I'm thinking about the poem I wrote and shared the other day. Before I wrote that, love had been on my mind a lot lately. It still is.
Just before the Christmas break started, I stopped in at 27th Letter Books to look around. Someone had told me about the store in the summer. It's spacious and friendly with a great variety of books. As usual, I had no idea what I was looking for, I just knew that I was looking for something. I found a book by bell hooks (this is probably a week before she died) - all about love: New Visions. I had read essays by hooks, but none of her books, so I decided that I needed to change that. I bought the book, went home, and promptly devoured it.
It deserves a more thorough and mindful reading than I think I gave it. I plan on reading hooks' book one more time and discussing it here. No matter how quickly I read it, it really sparked something inside of me. It sparked a realization that I've probably been "loving" all wrong. My life-long version of love has probably been more lust, with me accepting the time someone spends in bed with me as, at least, affection.

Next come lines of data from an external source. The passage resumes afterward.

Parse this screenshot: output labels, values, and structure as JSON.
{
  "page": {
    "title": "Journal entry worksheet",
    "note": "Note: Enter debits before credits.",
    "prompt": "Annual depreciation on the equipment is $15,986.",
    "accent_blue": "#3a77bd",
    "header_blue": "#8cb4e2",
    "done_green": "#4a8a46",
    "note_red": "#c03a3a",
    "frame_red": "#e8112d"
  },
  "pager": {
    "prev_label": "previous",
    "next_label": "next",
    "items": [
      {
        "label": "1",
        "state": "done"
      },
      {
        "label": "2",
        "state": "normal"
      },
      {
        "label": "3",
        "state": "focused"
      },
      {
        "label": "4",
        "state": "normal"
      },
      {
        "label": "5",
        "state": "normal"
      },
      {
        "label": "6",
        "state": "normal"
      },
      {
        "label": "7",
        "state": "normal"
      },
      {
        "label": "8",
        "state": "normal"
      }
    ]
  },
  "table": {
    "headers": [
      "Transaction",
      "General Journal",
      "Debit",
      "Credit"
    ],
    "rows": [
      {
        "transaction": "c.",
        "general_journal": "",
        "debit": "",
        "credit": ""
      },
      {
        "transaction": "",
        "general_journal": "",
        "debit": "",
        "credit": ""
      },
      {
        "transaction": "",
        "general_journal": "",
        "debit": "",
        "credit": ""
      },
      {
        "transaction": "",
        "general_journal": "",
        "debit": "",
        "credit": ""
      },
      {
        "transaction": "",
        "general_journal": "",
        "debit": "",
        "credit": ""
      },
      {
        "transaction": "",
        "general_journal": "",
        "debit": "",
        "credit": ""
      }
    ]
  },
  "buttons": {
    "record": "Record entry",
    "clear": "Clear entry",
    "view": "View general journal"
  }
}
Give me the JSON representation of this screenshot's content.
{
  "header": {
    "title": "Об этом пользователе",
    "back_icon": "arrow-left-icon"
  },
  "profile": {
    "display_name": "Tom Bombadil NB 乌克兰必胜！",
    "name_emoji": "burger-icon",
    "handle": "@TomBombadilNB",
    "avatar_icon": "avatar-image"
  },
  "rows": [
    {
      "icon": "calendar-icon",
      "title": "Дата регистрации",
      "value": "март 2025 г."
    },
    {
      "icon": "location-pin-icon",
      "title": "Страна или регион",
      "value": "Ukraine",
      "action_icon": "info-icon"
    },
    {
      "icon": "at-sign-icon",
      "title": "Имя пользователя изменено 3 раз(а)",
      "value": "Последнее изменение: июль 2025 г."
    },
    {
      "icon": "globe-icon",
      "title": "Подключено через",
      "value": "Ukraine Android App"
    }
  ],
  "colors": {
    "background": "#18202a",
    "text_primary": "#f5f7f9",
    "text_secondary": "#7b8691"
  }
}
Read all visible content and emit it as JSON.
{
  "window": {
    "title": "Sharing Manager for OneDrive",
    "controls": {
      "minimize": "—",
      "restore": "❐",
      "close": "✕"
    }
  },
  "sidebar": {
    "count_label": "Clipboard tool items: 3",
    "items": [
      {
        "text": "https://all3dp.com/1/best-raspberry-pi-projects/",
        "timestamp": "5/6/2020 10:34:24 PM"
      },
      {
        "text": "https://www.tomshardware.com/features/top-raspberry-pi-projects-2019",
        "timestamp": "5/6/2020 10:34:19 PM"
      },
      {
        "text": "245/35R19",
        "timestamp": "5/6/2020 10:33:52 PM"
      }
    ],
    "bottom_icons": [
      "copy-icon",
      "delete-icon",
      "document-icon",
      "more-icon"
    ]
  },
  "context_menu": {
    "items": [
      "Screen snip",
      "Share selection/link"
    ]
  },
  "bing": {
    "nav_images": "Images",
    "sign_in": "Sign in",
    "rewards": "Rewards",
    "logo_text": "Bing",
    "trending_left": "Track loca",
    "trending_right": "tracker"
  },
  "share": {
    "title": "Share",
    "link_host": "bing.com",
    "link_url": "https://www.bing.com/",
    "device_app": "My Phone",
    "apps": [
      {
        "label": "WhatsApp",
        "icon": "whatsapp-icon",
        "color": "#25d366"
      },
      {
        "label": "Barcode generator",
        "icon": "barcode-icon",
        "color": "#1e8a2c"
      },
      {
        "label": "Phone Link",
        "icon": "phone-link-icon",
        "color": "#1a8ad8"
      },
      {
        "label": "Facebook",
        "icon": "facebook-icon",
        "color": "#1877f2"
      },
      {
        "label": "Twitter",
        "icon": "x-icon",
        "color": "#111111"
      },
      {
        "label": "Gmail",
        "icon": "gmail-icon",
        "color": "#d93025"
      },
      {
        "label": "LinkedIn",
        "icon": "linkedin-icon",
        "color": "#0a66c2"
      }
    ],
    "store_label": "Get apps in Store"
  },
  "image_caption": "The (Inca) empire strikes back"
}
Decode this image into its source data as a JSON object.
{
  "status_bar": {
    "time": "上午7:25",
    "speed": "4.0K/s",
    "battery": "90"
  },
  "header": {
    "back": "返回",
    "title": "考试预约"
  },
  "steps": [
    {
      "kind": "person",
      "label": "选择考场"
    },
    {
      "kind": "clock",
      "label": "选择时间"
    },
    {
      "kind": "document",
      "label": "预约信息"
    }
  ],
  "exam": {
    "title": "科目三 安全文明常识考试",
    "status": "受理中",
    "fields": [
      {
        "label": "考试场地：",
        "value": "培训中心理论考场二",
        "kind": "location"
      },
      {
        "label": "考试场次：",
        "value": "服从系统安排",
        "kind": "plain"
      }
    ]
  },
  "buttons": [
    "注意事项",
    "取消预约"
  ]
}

The thing is, in general, no one teaches us about love. That's an idea that hooks mentions several times in her book. Some time in kindergarten, some weirdo relatives starting asking if you have a boyfriend/girlfriend. That's not an invitation to love, but it sure does shape our views on companionship. So much, that in my life, I continually choose someone just because he's willing to stick around for a while, insuring that I'm not physically alone for a bit.
Reading all about love took me to a little book I have by Thich Nhat Hanh called How to Love. It's a small book with big ideas about love.These are ideas I wished we openly and actively discussed instead of encouraging five-year olds to roam the playground, looking for romance. For example, Hanh suggests that there are four elements of true love: loving kindness, compassion, joy, and equanimity. He states that, "if your love contains these elements, it will be healing and transforming."
Healing and transforming sound beautiful, so why don't we teach children how to cultivate those elements in all their relationships, romantic or not? Instead, we get to middle school with the caveat, "all kids get teased/bullied sometime."
At 54, I've become romantically invisible to men. That makes me feel quite sad, especially as I'm just learning about these concepts now. It would be great to put them to use. I can, of course, apply loving kindness, compassion, joy, and equanimity to all relationships I have, which is a worthy endeavor.
The big challenge will be to cultivate these elements toward myself and not just to others. I am worthy of compassion and joy and loving kindness and equanimity. I may not always believe it, but I am. We are all.